Hotmail might be getting a revamped image in Microsoft's new fight against Yahoo and Google, but key features are still missing.
New features for Hotmail include a new way of organizing e-mail from different sources. Messages from contacts, social networks, spammers and retailers will all appear in different sub-folders when users log in to the new system.
Users will also have access to a 25 Gb per user "SkyDrive" to store files and share them with friends.
Users will be able to sort through media that lands in their inboxes more easily. But this feature is also where Microsoft's new Hotmail product breaks down, according to some reviewers.
Hotmail will enable a new viewer that will enable one-click viewing of picture files, videos and Microsoft Office files. Using Microsoft's own Silverlight system - a way of viewing multimedia on the Internet similar to Adobe Flash - users will be able to immerse themselves in many attachments sent by their friends without downloading.

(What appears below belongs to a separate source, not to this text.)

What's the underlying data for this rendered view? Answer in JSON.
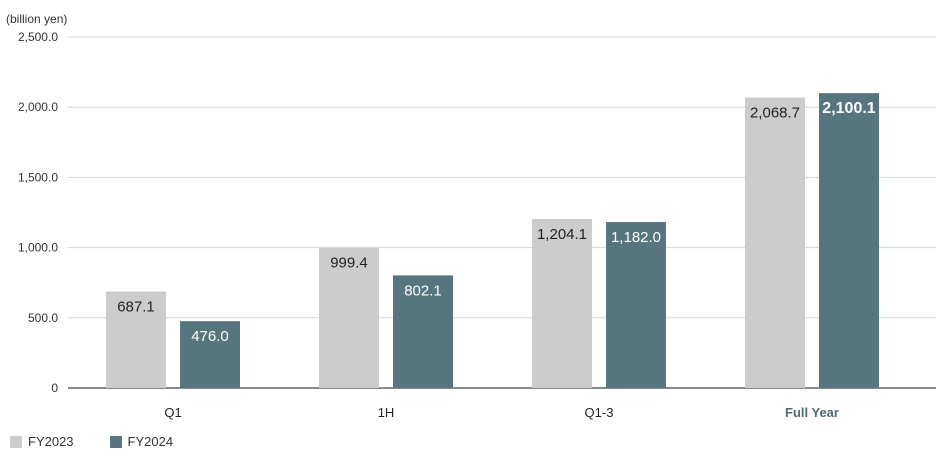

But Microsoft is limiting viewer to formats originating in the Microsoft eco-system. That means that while users can easily flip through MS Office documents or photos, other popular formats like PDF or even .txt files are not supported. Users will have to download those files and open them separately.
Hotmail, already almost 15 years old, is among the oldest free e-mail offerings on the Web. Yahoo! Mail is the most popular web-based free e-mail provider in the U.S., followed closely by Hotmail.
Google's Gmail is a relatively distant third place, though many of the enhancements being launched by Hotmail will already be familiar to its users.